Amy Beth Gardner wrote on the Love What Matters Facebook page that her daughters were five and nine years old when they came to live with Gardner and her husband through foster care. Halloween was coming, and Gardner was excited about getting to enjoy the holiday as a new family. Every time she mentioned Halloween, though, the girls both looked frightened and uneasy.
Not sure what was going on, Gardner asked the girls if they’d ever celebrated Halloween before. They said yes, and it was awful.
The girls had been given candy for Halloween, and then an adult took it from them and ate it all while they watched. When the girls started to cry, the adult made them eat the empty brown paper wrappers that their peanut butter cups had been sitting in.

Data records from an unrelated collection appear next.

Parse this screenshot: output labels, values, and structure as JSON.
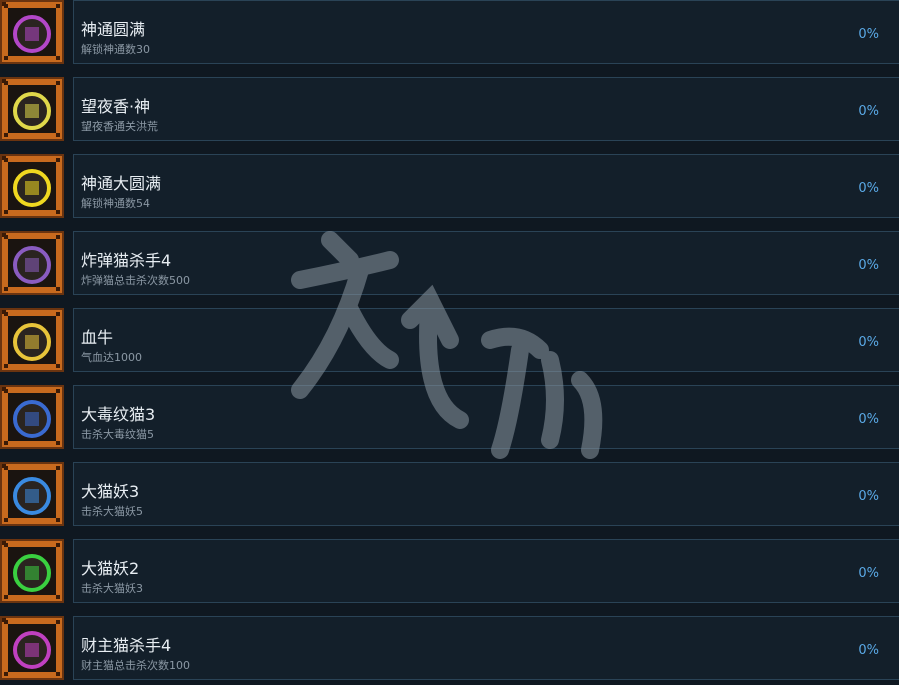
{
  "achievements": [
    {
      "title": "神通圆满",
      "desc": "解锁神通数30",
      "pct": "0%",
      "icon": "purple-lattice-icon",
      "color": "#b347c8"
    },
    {
      "title": "望夜香·神",
      "desc": "望夜香通关洪荒",
      "pct": "0%",
      "icon": "wolf-face-icon",
      "color": "#e0d84a"
    },
    {
      "title": "神通大圆满",
      "desc": "解锁神通数54",
      "pct": "0%",
      "icon": "gold-lattice-icon",
      "color": "#f0d820"
    },
    {
      "title": "炸弹猫杀手4",
      "desc": "炸弹猫总击杀次数500",
      "pct": "0%",
      "icon": "bomb-cat-icon",
      "color": "#8a5cc0"
    },
    {
      "title": "血牛",
      "desc": "气血达1000",
      "pct": "0%",
      "icon": "meditating-monk-icon",
      "color": "#e8c43a"
    },
    {
      "title": "大毒纹猫3",
      "desc": "击杀大毒纹猫5",
      "pct": "0%",
      "icon": "poison-cat-icon",
      "color": "#3a6ad0"
    },
    {
      "title": "大猫妖3",
      "desc": "击杀大猫妖5",
      "pct": "0%",
      "icon": "cat-demon-blue-icon",
      "color": "#3a8ae0"
    },
    {
      "title": "大猫妖2",
      "desc": "击杀大猫妖3",
      "pct": "0%",
      "icon": "cat-demon-green-icon",
      "color": "#3ad040"
    },
    {
      "title": "财主猫杀手4",
      "desc": "财主猫总击杀次数100",
      "pct": "0%",
      "icon": "rich-cat-icon",
      "color": "#c040c0"
    }
  ]
}
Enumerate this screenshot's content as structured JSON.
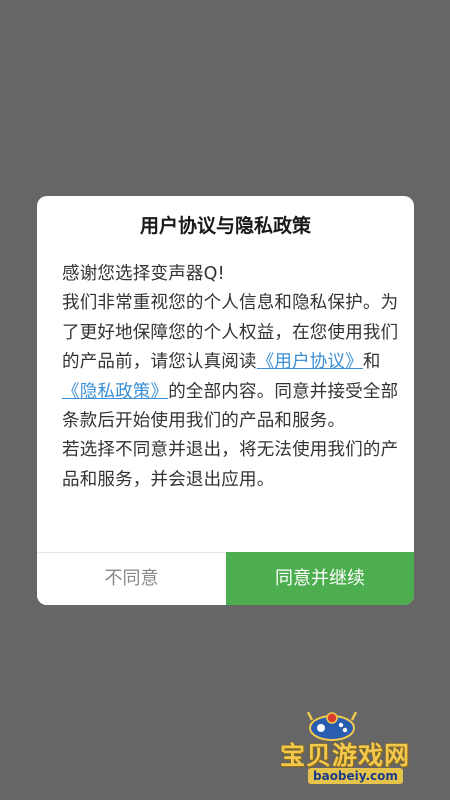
{
  "dialog": {
    "title": "用户协议与隐私政策",
    "paragraph1": {
      "line1": "感谢您选择变声器Q!",
      "part1": "我们非常重视您的个人信息和隐私保护。为了更好地保障您的个人权益，在您使用我们的产品前，请您认真阅读",
      "link1": "《用户协议》",
      "and": "和",
      "link2": "《隐私政策》",
      "part2": "的全部内容。同意并接受全部条款后开始使用我们的产品和服务。"
    },
    "paragraph2": "若选择不同意并退出，将无法使用我们的产品和服务，并会退出应用。",
    "disagree_label": "不同意",
    "agree_label": "同意并继续"
  },
  "watermark": {
    "name": "宝贝游戏网",
    "url": "baobeiy.com"
  },
  "colors": {
    "overlay": "#666666",
    "agree_button": "#4cae4f",
    "link": "#3a8fd6"
  }
}
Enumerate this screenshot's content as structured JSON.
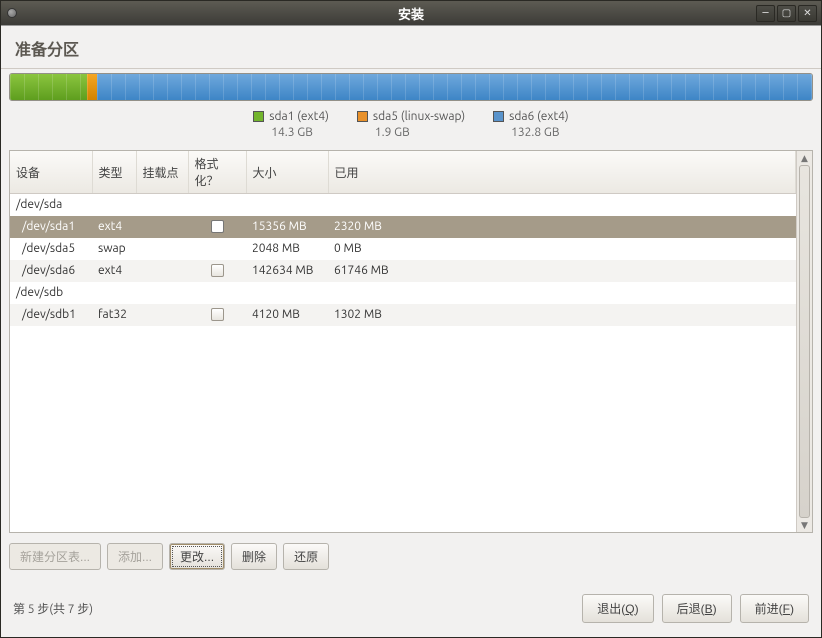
{
  "window_title": "安装",
  "page_heading": "准备分区",
  "legend": [
    {
      "label": "sda1 (ext4)",
      "size": "14.3 GB",
      "color": "g"
    },
    {
      "label": "sda5 (linux-swap)",
      "size": "1.9 GB",
      "color": "o"
    },
    {
      "label": "sda6 (ext4)",
      "size": "132.8 GB",
      "color": "b"
    }
  ],
  "columns": {
    "device": "设备",
    "type": "类型",
    "mount": "挂载点",
    "format": "格式化？",
    "size": "大小",
    "used": "已用"
  },
  "rows": [
    {
      "device": "/dev/sda",
      "type": "",
      "mount": "",
      "format": null,
      "size": "",
      "used": "",
      "selected": false,
      "alt": false
    },
    {
      "device": " /dev/sda1",
      "type": "ext4",
      "mount": "",
      "format": false,
      "size": "15356 MB",
      "used": "2320 MB",
      "selected": true,
      "alt": false
    },
    {
      "device": " /dev/sda5",
      "type": "swap",
      "mount": "",
      "format": null,
      "size": "2048 MB",
      "used": "0 MB",
      "selected": false,
      "alt": false
    },
    {
      "device": " /dev/sda6",
      "type": "ext4",
      "mount": "",
      "format": false,
      "size": "142634 MB",
      "used": "61746 MB",
      "selected": false,
      "alt": true
    },
    {
      "device": "/dev/sdb",
      "type": "",
      "mount": "",
      "format": null,
      "size": "",
      "used": "",
      "selected": false,
      "alt": false
    },
    {
      "device": " /dev/sdb1",
      "type": "fat32",
      "mount": "",
      "format": false,
      "size": "4120 MB",
      "used": "1302 MB",
      "selected": false,
      "alt": true
    }
  ],
  "actions": {
    "new_table": "新建分区表...",
    "add": "添加...",
    "change": "更改...",
    "delete": "删除",
    "revert": "还原"
  },
  "step": "第 5 步(共 7 步)",
  "footer_buttons": {
    "quit": {
      "prefix": "退出(",
      "key": "Q",
      "suffix": ")"
    },
    "back": {
      "prefix": "后退(",
      "key": "B",
      "suffix": ")"
    },
    "forward": {
      "prefix": "前进(",
      "key": "F",
      "suffix": ")"
    }
  },
  "diskbar_segments": [
    {
      "class": "green",
      "width": 9.6
    },
    {
      "class": "orange",
      "width": 1.3
    },
    {
      "class": "blue",
      "width": 89.1
    }
  ]
}
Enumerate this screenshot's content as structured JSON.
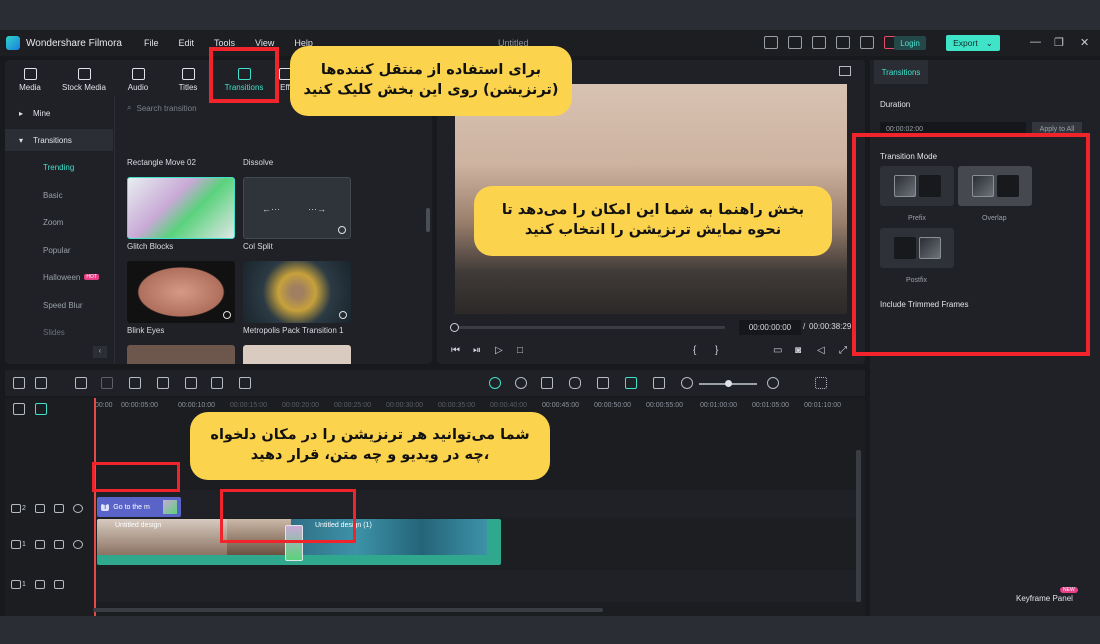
{
  "app": {
    "name": "Wondershare Filmora",
    "menu": [
      "File",
      "Edit",
      "Tools",
      "View",
      "Help"
    ],
    "doc_title": "Untitled",
    "login": "Login",
    "export": "Export"
  },
  "library": {
    "tabs": [
      "Media",
      "Stock Media",
      "Audio",
      "Titles",
      "Transitions",
      "Eff"
    ],
    "active_tab": "Transitions",
    "sidebar": {
      "mine": "Mine",
      "transitions": "Transitions",
      "items": [
        "Trending",
        "Basic",
        "Zoom",
        "Popular",
        "Halloween",
        "Speed Blur",
        "Slides"
      ],
      "hot_badge": "HOT"
    },
    "search_placeholder": "Search transition",
    "section_labels": [
      "Rectangle Move 02",
      "Dissolve"
    ],
    "thumbs": [
      "Glitch Blocks",
      "Col Split",
      "Blink Eyes",
      "Metropolis Pack Transition 1"
    ]
  },
  "player": {
    "current_time": "00:00:00:00",
    "separator": "/",
    "total_time": "00:00:38:29"
  },
  "properties": {
    "tab": "Transitions",
    "duration_label": "Duration",
    "duration_value": "00:00:02:00",
    "apply_all": "Apply to All",
    "mode_label": "Transition Mode",
    "modes": [
      "Prefix",
      "Overlap",
      "Postfix"
    ],
    "include_trimmed": "Include Trimmed Frames",
    "keyframe_panel": "Keyframe Panel",
    "new_badge": "NEW"
  },
  "timeline": {
    "ruler": [
      "00:00",
      "00:00:05:00",
      "00:00:10:00",
      "00:00:15:00",
      "00:00:20:00",
      "00:00:25:00",
      "00:00:30:00",
      "00:00:35:00",
      "00:00:40:00",
      "00:00:45:00",
      "00:00:50:00",
      "00:00:55:00",
      "00:01:00:00",
      "00:01:05:00",
      "00:01:10:00"
    ],
    "tracks": [
      "2",
      "1",
      "1"
    ],
    "title_clip": "Go to the m",
    "video_clip_a": "Untitled design",
    "video_clip_b": "Untitled design (1)"
  },
  "annotations": {
    "transitions_tip_line1": "برای استفاده از منتقل کننده‌ها",
    "transitions_tip_line2": "(ترنزیشن) روی این بخش کلیک کنید",
    "mode_tip_line1": "بخش راهنما به شما این امکان را می‌دهد تا",
    "mode_tip_line2": "نحوه نمایش ترنزیشن را انتخاب کنید",
    "timeline_tip_line1": "شما می‌توانید هر ترنزیشن را در مکان دلخواه",
    "timeline_tip_line2": "،چه در ویدیو و چه متن، قرار دهید"
  },
  "colors": {
    "accent": "#41e0cc",
    "annotation_box": "#f0242a",
    "bubble": "#fcd34d"
  }
}
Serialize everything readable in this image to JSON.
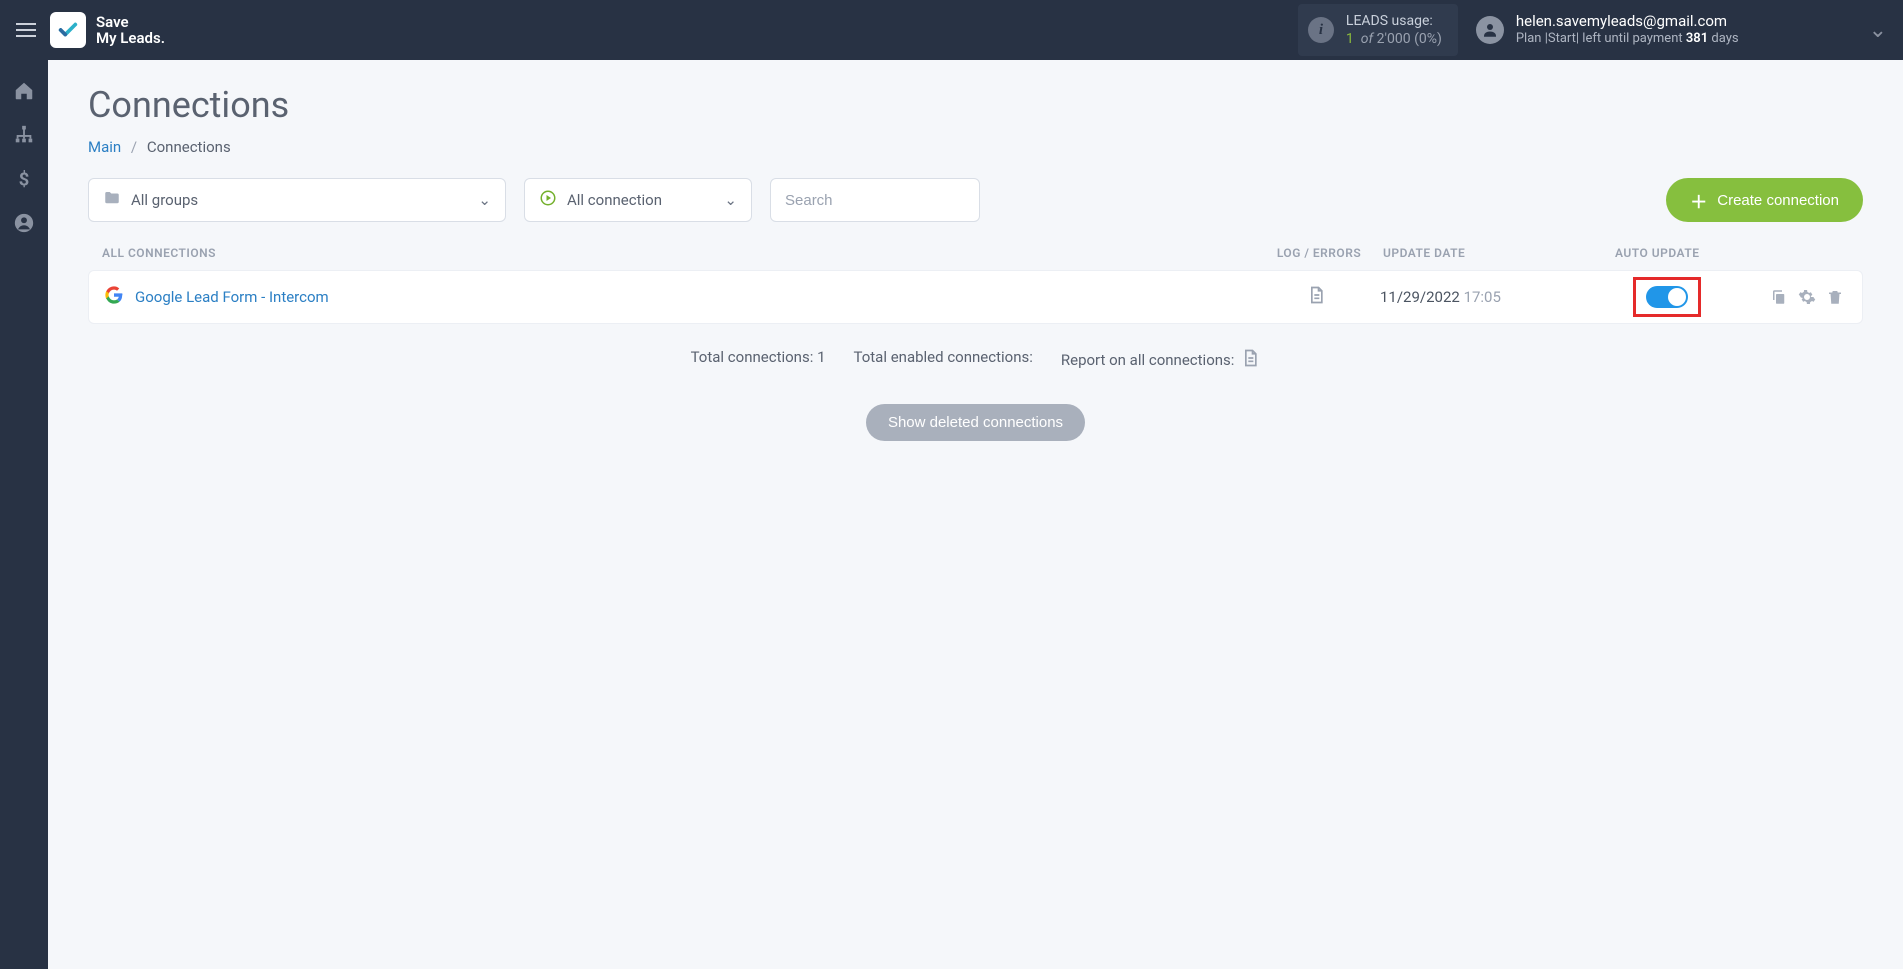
{
  "brand": {
    "line1": "Save",
    "line2": "My Leads."
  },
  "usage": {
    "title": "LEADS usage:",
    "count": "1",
    "of_label": "of",
    "limit": "2'000",
    "pct": "(0%)"
  },
  "user": {
    "email": "helen.savemyleads@gmail.com",
    "plan_line_prefix": "Plan |Start|  left until payment ",
    "days": "381",
    "days_suffix": " days"
  },
  "page": {
    "title": "Connections",
    "breadcrumb_main": "Main",
    "breadcrumb_current": "Connections"
  },
  "filters": {
    "groups": "All groups",
    "connection": "All connection",
    "search_placeholder": "Search"
  },
  "create_button": "Create connection",
  "table": {
    "header_all": "ALL CONNECTIONS",
    "header_log": "LOG / ERRORS",
    "header_date": "UPDATE DATE",
    "header_auto": "AUTO UPDATE"
  },
  "rows": [
    {
      "name": "Google Lead Form - Intercom",
      "date": "11/29/2022",
      "time": "17:05"
    }
  ],
  "summary": {
    "total_label": "Total connections: ",
    "total_value": "1",
    "enabled_label": "Total enabled connections:",
    "report_label": "Report on all connections:"
  },
  "show_deleted": "Show deleted connections"
}
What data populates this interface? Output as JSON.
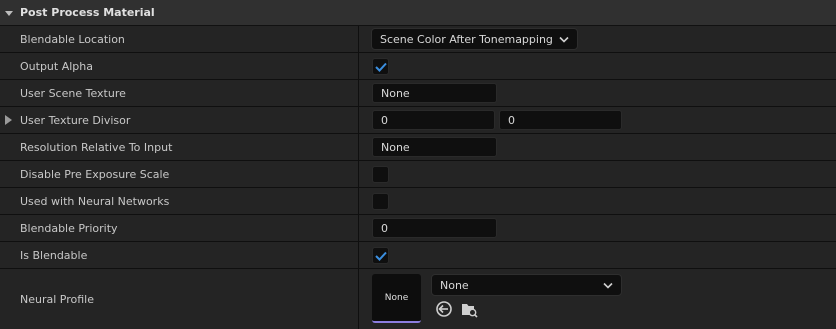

“When the girls began to cry, the adult handed them the brown paper wrappers that had been holding the chocolate peanut butter cups and forced them to eat the empty wrappers — a cruel way to give the girls a literal taste of what they were missing out on that Halloween evening,” Gardner wrote.
That’s horrible. The girls associated Halloween with emotional abuse and betrayal. Gardner knew she’d have to be careful with the holiday.
While they were trick-or-treating, she noticed the girls secretly counting their candy as they went from house to house. So when they got back home, Gardner gave them plastic bags and markers and told them to count every piece. The girls put their candy into the bags and labeled them with their names and the amount of candy they had. Any time they ate a piece, Gardner would help them update their total. That way they would know for sure that Gardner and her husband were not secretly eating their Halloween candy.
“For weeks after Halloween, despite our assurances that we would not eat their candy, the girls asked if they could recount the pieces before going to bed,” Gardner wrote. “I would sit and count their candy with them night after night, earning their trust one lollipop at a time.”